Tzu Chi was among the first organizations to provide relief to families that were victims of the World Trade Center attacks, Hurricanes Sandy and Katrina, and the earthquake in Haiti. Tzu Chi is unique in its approach to disaster relief in that it hands sums of cash directly into the hands of survivors. This is part of Tzu Chi’s philosophy: allowing survivors to use charity money on their own terms.

The Buddhist Tzu Chi Foundation started in 1966 when a group of women began to save two cents from grocery money every day to donate to charity. The organization registered as a non-profit 501(c)(3) in California in 1984, and over the years, it has become an international group of over 10 million volunteers.

Literally meaning “compassionate relief,” Tzu Chi has expanded its program beyond just charity by building schools and hospitals around the world. With deep roots in Asia, Tzu Chi has become one of the most influential charity organizations in that region. Tzu Chi volunteers are easily recognized by their blue and white uniforms, and have frequently been called “blue angels.”
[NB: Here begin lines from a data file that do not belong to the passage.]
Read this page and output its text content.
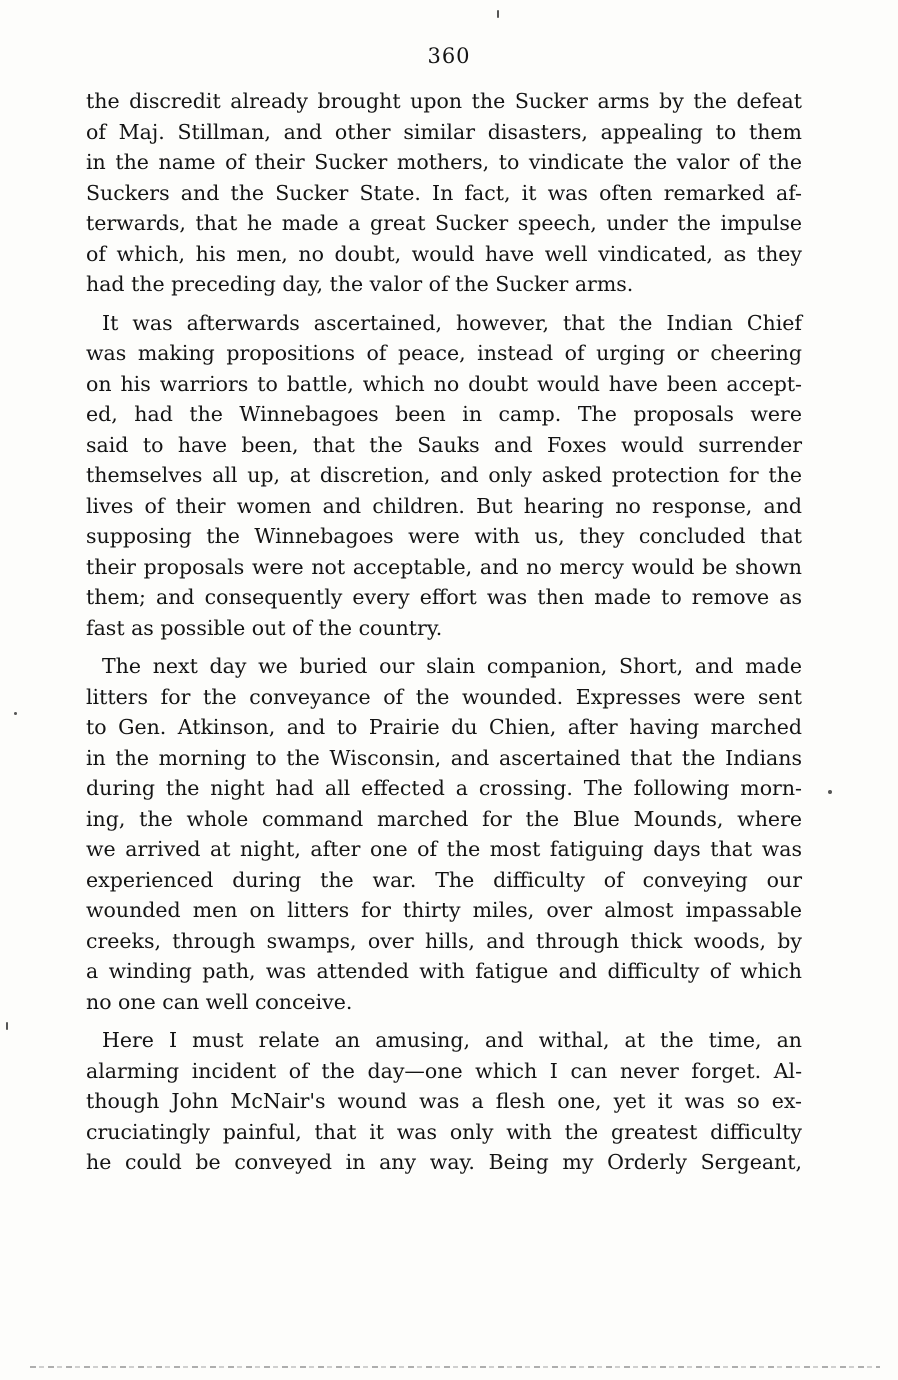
360

the discredit already brought upon the Sucker arms by the defeat
of Maj. Stillman, and other similar disasters, appealing to them
in the name of their Sucker mothers, to vindicate the valor of the
Suckers and the Sucker State. In fact, it was often remarked af-
terwards, that he made a great Sucker speech, under the impulse
of which, his men, no doubt, would have well vindicated, as they
had the preceding day, the valor of the Sucker arms.

It was afterwards ascertained, however, that the Indian Chief
was making propositions of peace, instead of urging or cheering
on his warriors to battle, which no doubt would have been accept-
ed, had the Winnebagoes been in camp. The proposals were
said to have been, that the Sauks and Foxes would surrender
themselves all up, at discretion, and only asked protection for the
lives of their women and children. But hearing no response, and
supposing the Winnebagoes were with us, they concluded that
their proposals were not acceptable, and no mercy would be shown
them; and consequently every effort was then made to remove as
fast as possible out of the country.

The next day we buried our slain companion, Short, and made
litters for the conveyance of the wounded. Expresses were sent
to Gen. Atkinson, and to Prairie du Chien, after having marched
in the morning to the Wisconsin, and ascertained that the Indians
during the night had all effected a crossing. The following morn-
ing, the whole command marched for the Blue Mounds, where
we arrived at night, after one of the most fatiguing days that was
experienced during the war. The difficulty of conveying our
wounded men on litters for thirty miles, over almost impassable
creeks, through swamps, over hills, and through thick woods, by
a winding path, was attended with fatigue and difficulty of which
no one can well conceive.

Here I must relate an amusing, and withal, at the time, an
alarming incident of the day—one which I can never forget. Al-
though John McNair's wound was a flesh one, yet it was so ex-
cruciatingly painful, that it was only with the greatest difficulty
he could be conveyed in any way. Being my Orderly Sergeant,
A factor that distinguishes Tzu Chi from many other Buddhist organizations is that it is first and foremost not evangelical. Volunteers are made to feel at home and are encouraged to practice whatever religion they affiliate with. All members are encouraged to improve their behavior and mindset, regardless of the underlying Buddhist ethics.

Tzu Chi is strictly non-political and non-governmental, and does not discriminate based on race, religion, nationality, gender, or ethnicity. For this, it has come under some scrutiny in the past, as many Taiwanese were upset with Tzu Chi for offering relief to mainland China. That criticism passed when Tzu Chi became one of the most coordinated organizations to provide relief to Taiwan during the 921 earthquake.

The organization has expanded to involve university students worldwide. The Tzu Chi Collegiate Association is a worldwide network that was officially established in Taiwan in 1992. The volunteers are often given opportunities to attend international NGO conferences. Tzu Shao is also a branch of Tzu Chi that allows youth 18 and under to get involved.

Tzu Chi is progressive in the idea that human growth is rooted in charity and giving, not just internal meditation. Not only does Tzu Chi help survivors of disasters and tragedies, but it also helps its volunteers. Many people are involved with the organization to help their communities and also for their own personal development.